Our use of Jupyter has evolved over the last few years to have a common shared cluster with public and private server pools. All of our codes use MPI so we also allocate clusters to staff, who tend to run jobs over days and weeks. We spend a lot of time optimizing our Docker builds, because the codes and support libraries are rather large, and contain much legacy.
I’m very interested to learn solutions to resource management, legacy builds, sharing notebooks, user customizations, running MPI codes, and security issues.
I’m Dan Katz. I work at the University of Illinois at Urbana-Champaign. My focus is on sustainable software, including good/best practices for software citation and software-oriented career paths, particularly in academia. I also am part of the Parsl (http://parsl-project.org) team, and work on a number of projects that try to develop communities in software-focused areas.
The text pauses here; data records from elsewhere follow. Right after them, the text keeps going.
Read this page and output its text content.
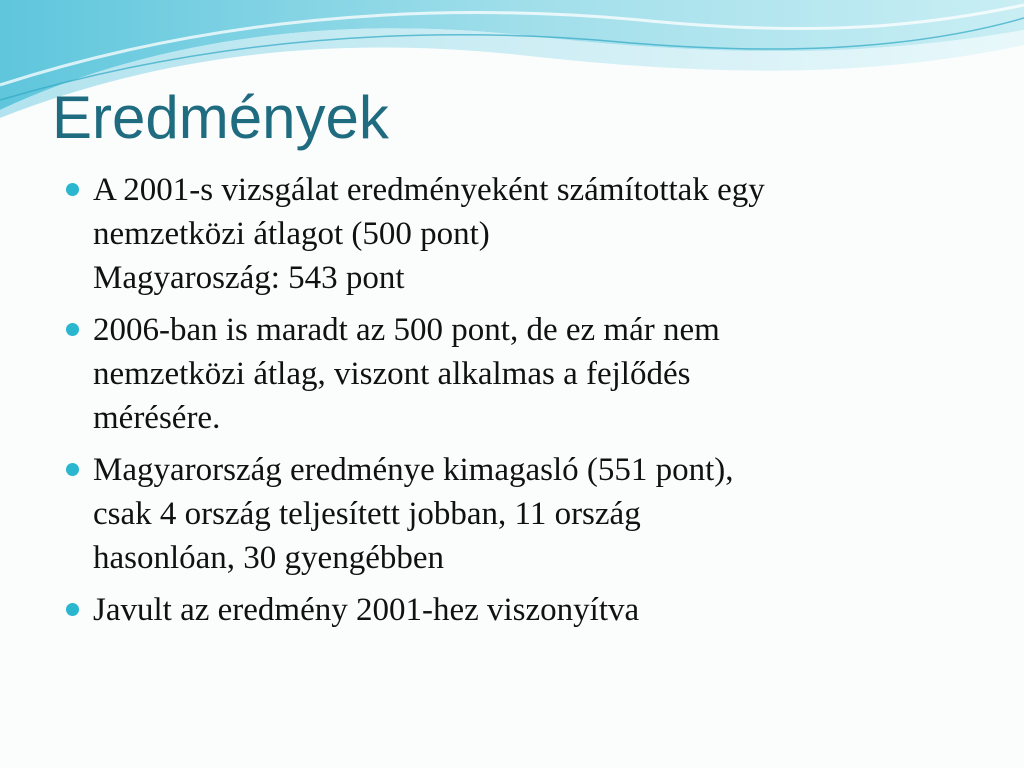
Eredmények
A 2001-s vizsgálat eredményeként számítottak egy
nemzetközi átlagot (500 pont)
Magyaroszág: 543 pont
2006-ban is maradt az 500 pont, de ez már nem
nemzetközi átlag, viszont alkalmas a fejlődés
mérésére.
Magyarország eredménye kimagasló (551 pont),
csak 4 ország teljesített jobban, 11 ország
hasonlóan, 30 gyengébben
Javult az eredmény 2001-hez viszonyítva
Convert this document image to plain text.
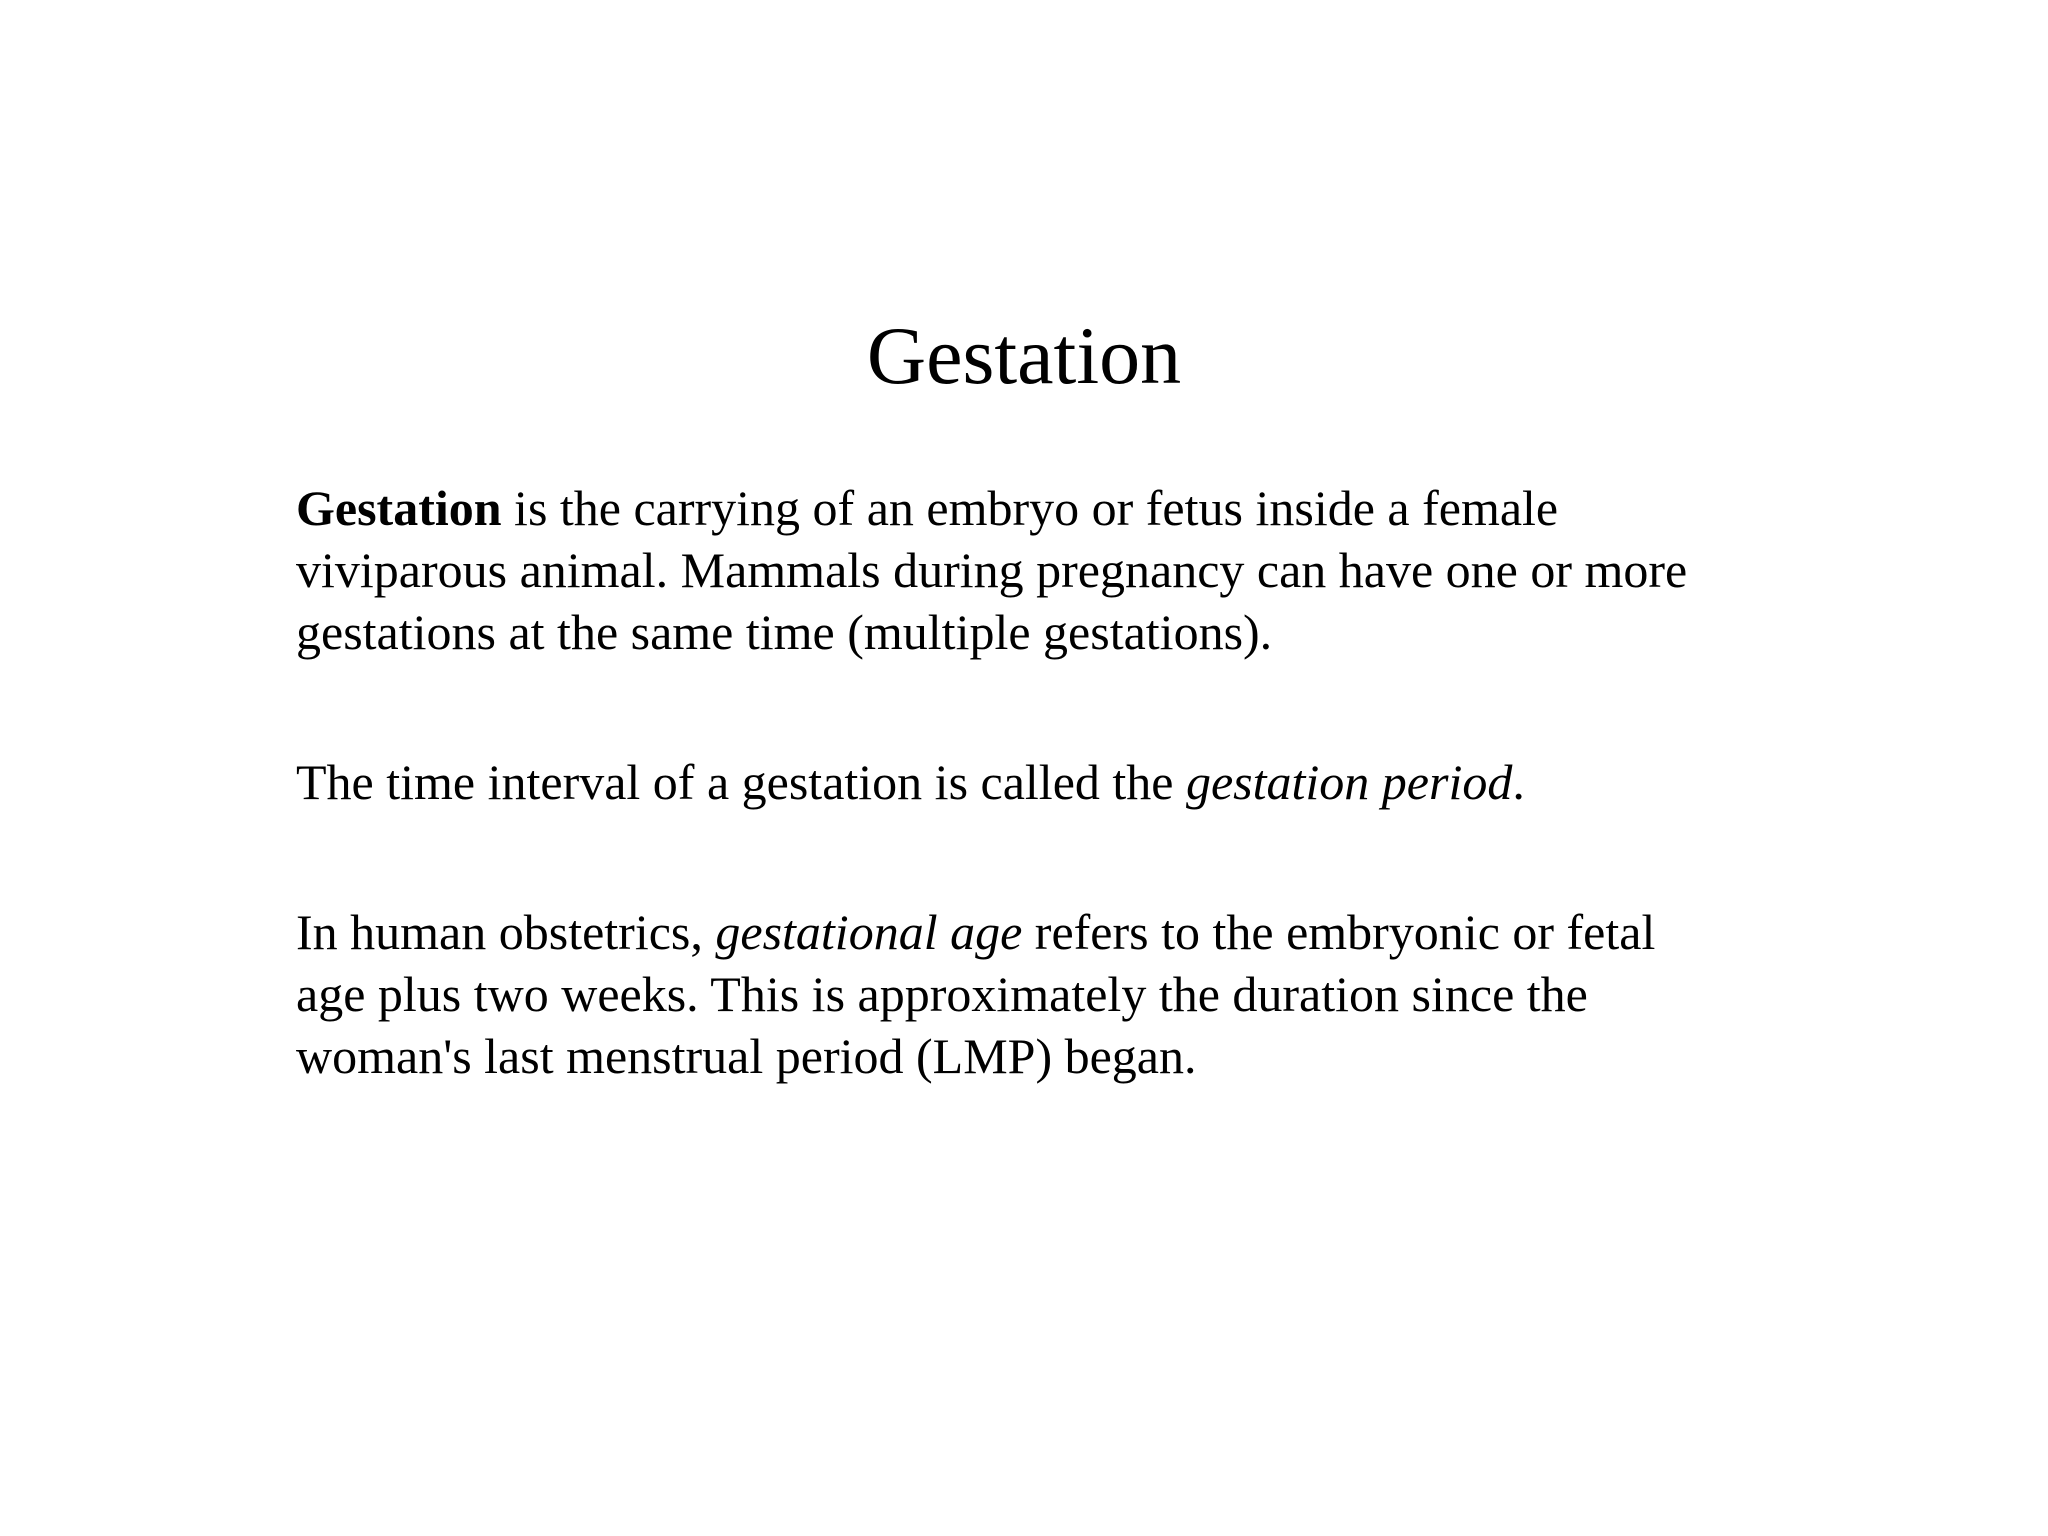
Gestation

Gestation is the carrying of an embryo or fetus inside a female
viviparous animal. Mammals during pregnancy can have one or more
gestations at the same time (multiple gestations).

The time interval of a gestation is called the gestation period.

In human obstetrics, gestational age refers to the embryonic or fetal
age plus two weeks. This is approximately the duration since the
woman's last menstrual period (LMP) began.
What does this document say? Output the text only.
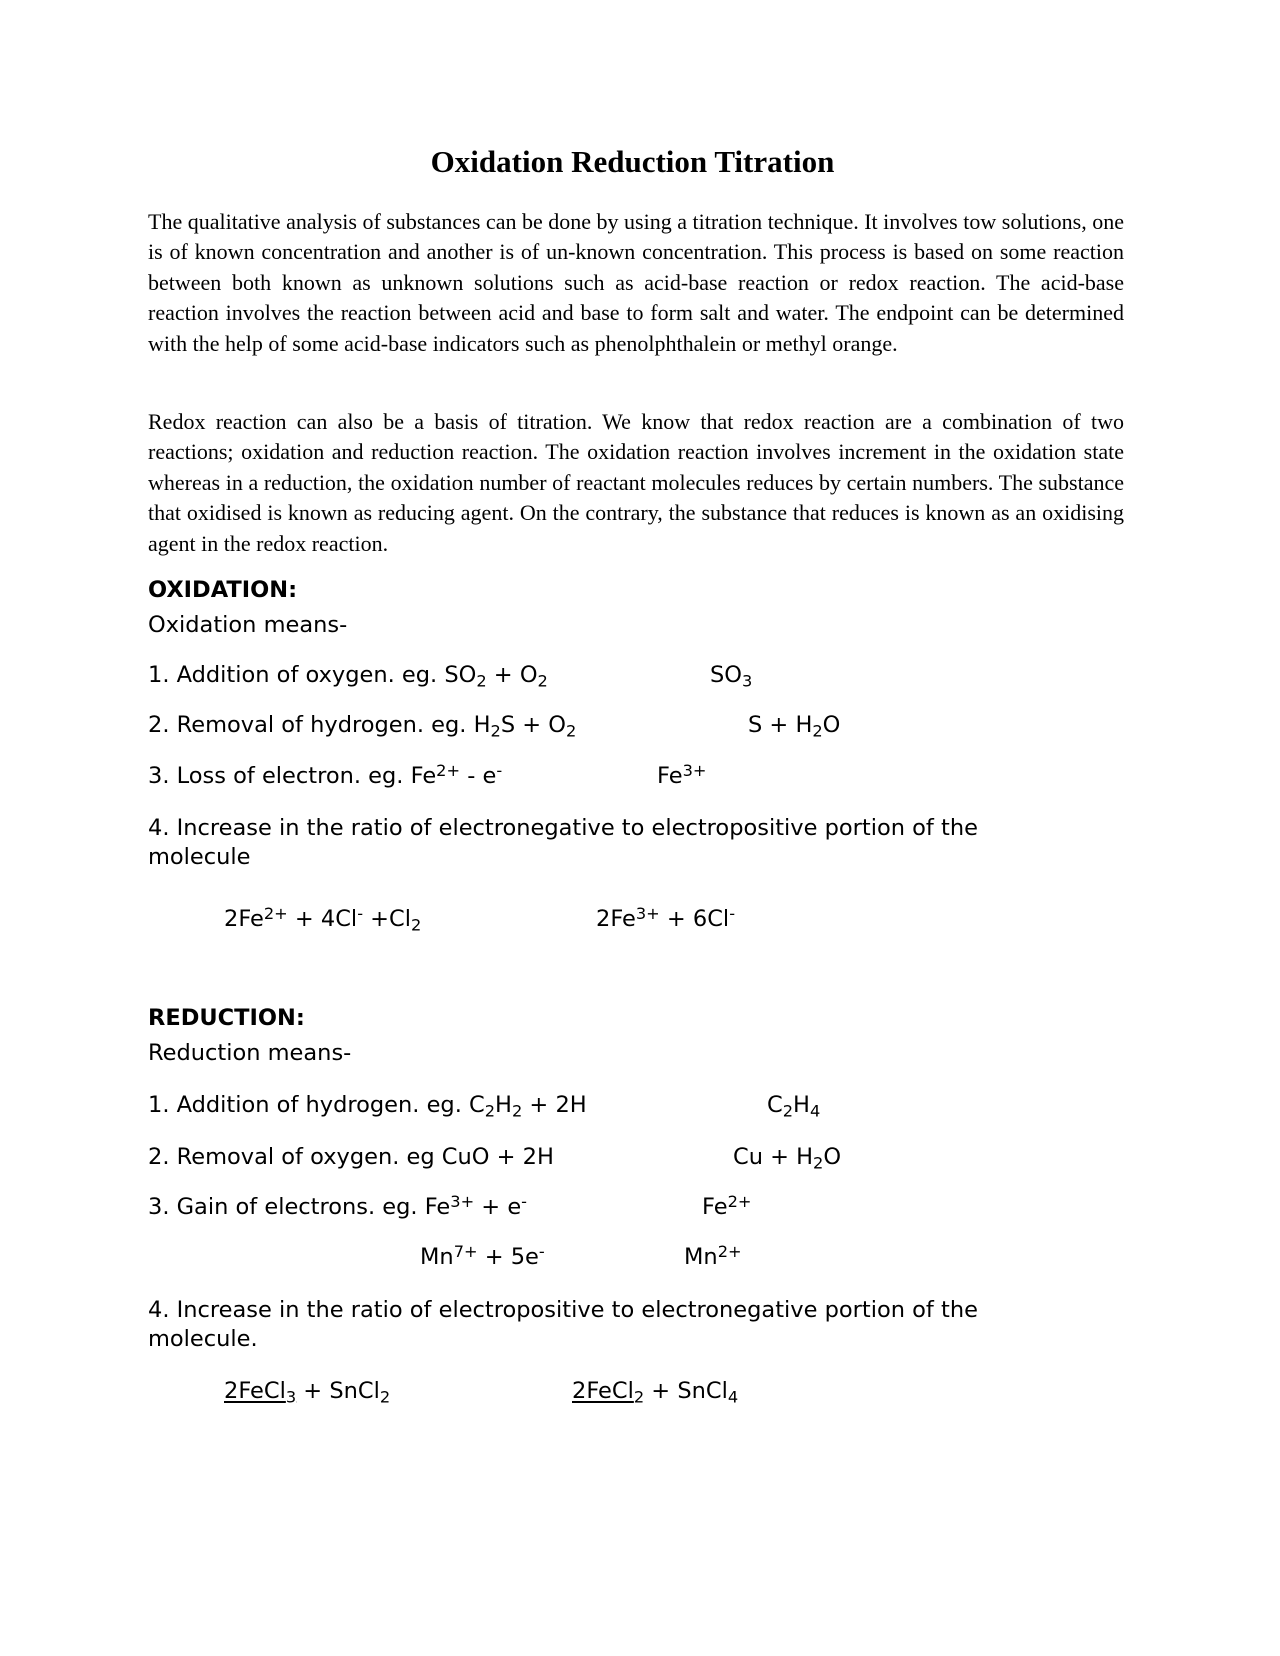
Oxidation Reduction Titration

The qualitative analysis of substances can be done by using a titration technique. It involves tow solutions, one is of known concentration and another is of un-known concentration. This process is based on some reaction between both known as unknown solutions such as acid-base reaction or redox reaction. The acid-base reaction involves the reaction between acid and base to form salt and water. The endpoint can be determined with the help of some acid-base indicators such as phenolphthalein or methyl orange.

Redox reaction can also be a basis of titration. We know that redox reaction are a combination of two reactions; oxidation and reduction reaction. The oxidation reaction involves increment in the oxidation state whereas in a reduction, the oxidation number of reactant molecules reduces by certain numbers. The substance that oxidised is known as reducing agent. On the contrary, the substance that reduces is known as an oxidising agent in the redox reaction.

OXIDATION:
Oxidation means-
1. Addition of oxygen. eg. $SO_2 + O_2$	$SO_3$
2. Removal of hydrogen. eg. $H_2S + O_2$	$S + H_2O$
3. Loss of electron. eg. $Fe^{2+} - e^-$	$Fe^{3+}$
4. Increase in the ratio of electronegative to electropositive portion of the
molecule
$2Fe^{2+} + 4Cl^- +Cl_2$	$2Fe^{3+} + 6Cl^-$
REDUCTION:
Reduction means-
1. Addition of hydrogen. eg. $C_2H_2 + 2H$	$C_2H_4$
2. Removal of oxygen. eg CuO + 2H	$Cu + H_2O$
3. Gain of electrons. eg. $Fe^{3+} + e^-$	$Fe^{2+}$
$Mn^{7+} + 5e^-$	$Mn^{2+}$
4. Increase in the ratio of electropositive to electronegative portion of the
molecule.
2FeCl$_3$ + SnCl$_2$	2FeCl$_2$ + SnCl$_4$
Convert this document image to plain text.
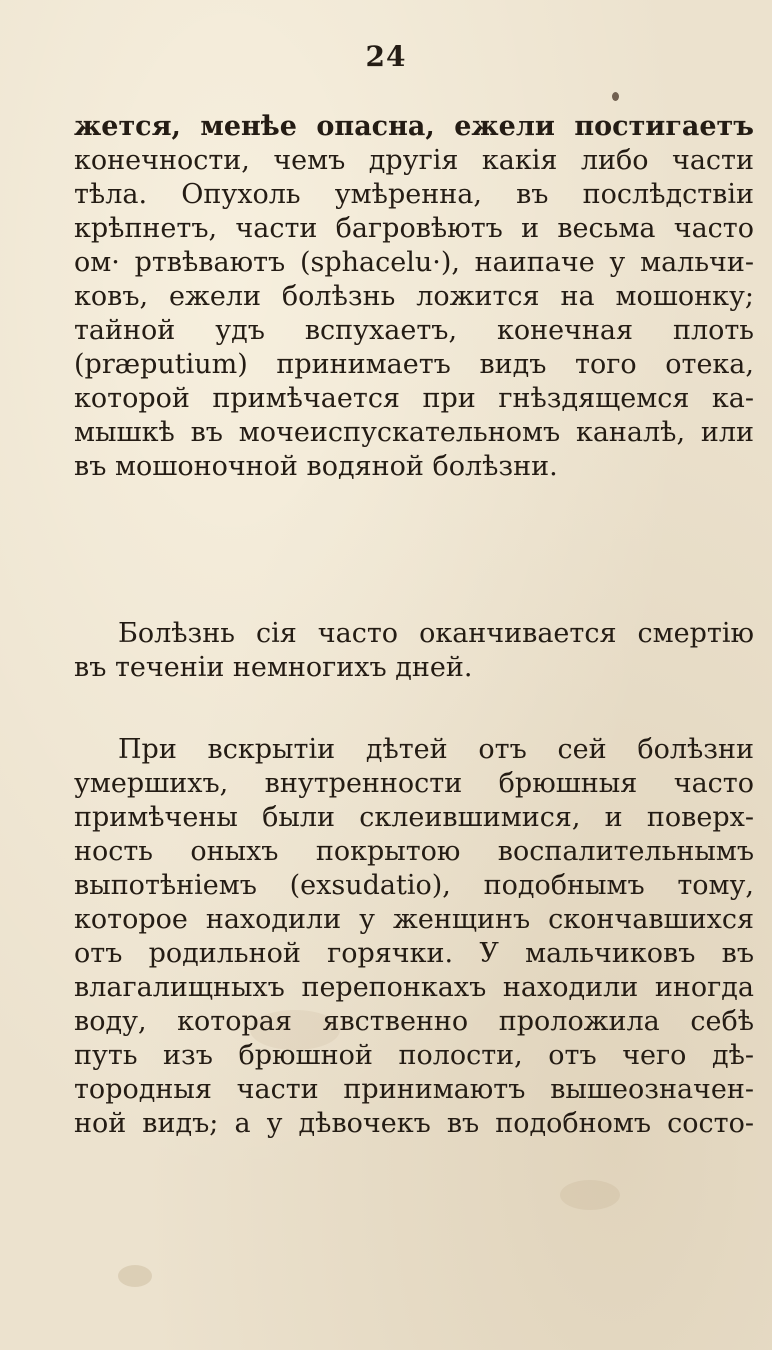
24
жется, менѣе опасна, ежели постигаетъ
конечности, чемъ другія какія либо части
тѣла. Опухоль умѣренна, въ послѣдствіи
крѣпнетъ, части багровѣютъ и весьма часто
ом· ртвѣваютъ (sphacelu·), наипаче у мальчи-
ковъ, ежели болѣзнь ложится на мошонку;
тайной удъ вспухаетъ, конечная плоть
(præputium) принимаетъ видъ того отека,
которой примѣчается при гнѣздящемся ка-
мышкѣ въ мочеиспускательномъ каналѣ, или
въ мошоночной водяной болѣзни.
Болѣзнь сія часто оканчивается смертію
въ теченіи немногихъ дней.
При вскрытіи дѣтей отъ сей болѣзни
умершихъ, внутренности брюшныя часто
примѣчены были склеившимися, и поверх-
ность оныхъ покрытою воспалительнымъ
выпотѣніемъ (exsudatio), подобнымъ тому,
которое находили у женщинъ скончавшихся
отъ родильной горячки. У мальчиковъ въ
влагалищныхъ перепонкахъ находили иногда
воду, которая явственно проложила себѣ
путь изъ брюшной полости, отъ чего дѣ-
тородныя части принимаютъ вышеозначен-
ной видъ; а у дѣвочекъ въ подобномъ состо-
See http://danielskatz.org/projects.php for more info. I’m here because I want to talk about Parsl (which allows parallelizing Python programs, including building workflows) and how it works in Jupyter, and to find out if there are things that others are doing we can use, or if there are things we can work on together, such as how we describe HPC systems to let tools submit jobs to them, and how we describe applications that we might want to program on top of.
Shreyas Cholia - Usable Software Systems Group (Computational Research Division, LBL) and NERSC. We have a number of engagements with science groups to enable Jupyter based tools for scientific workflows. A big focus of our work involves enabling interactive human-in-the-loop computing at scale. We are interested in using Jupyter to orchestrate distributed tasks and workflows. I also help with Jupyterhub deployments at NERSC and for a couple of individual science projects.
I’m Bill Riehl. I work at LBNL on the DoE Systems Biology Knowledgebase (KBase), which enables biologists to analyze, share, and build narratives from their data. We use the Jupyter Notebook as the main interface to our job running and data management systems. I’m interested in updating to Jupyterlab as our next generation interface, and making use of other Jupyter-based technology to link to HPC systems, including NERSC.
I’m Russell Neches. I’m a postdoc in the Prokaryotic Super Program at the Joint Genome Institute (we’ll be here at the main LBNL campus once they finish building our building). I mostly work on microbial evolution and ecology with graph theory and machine learning.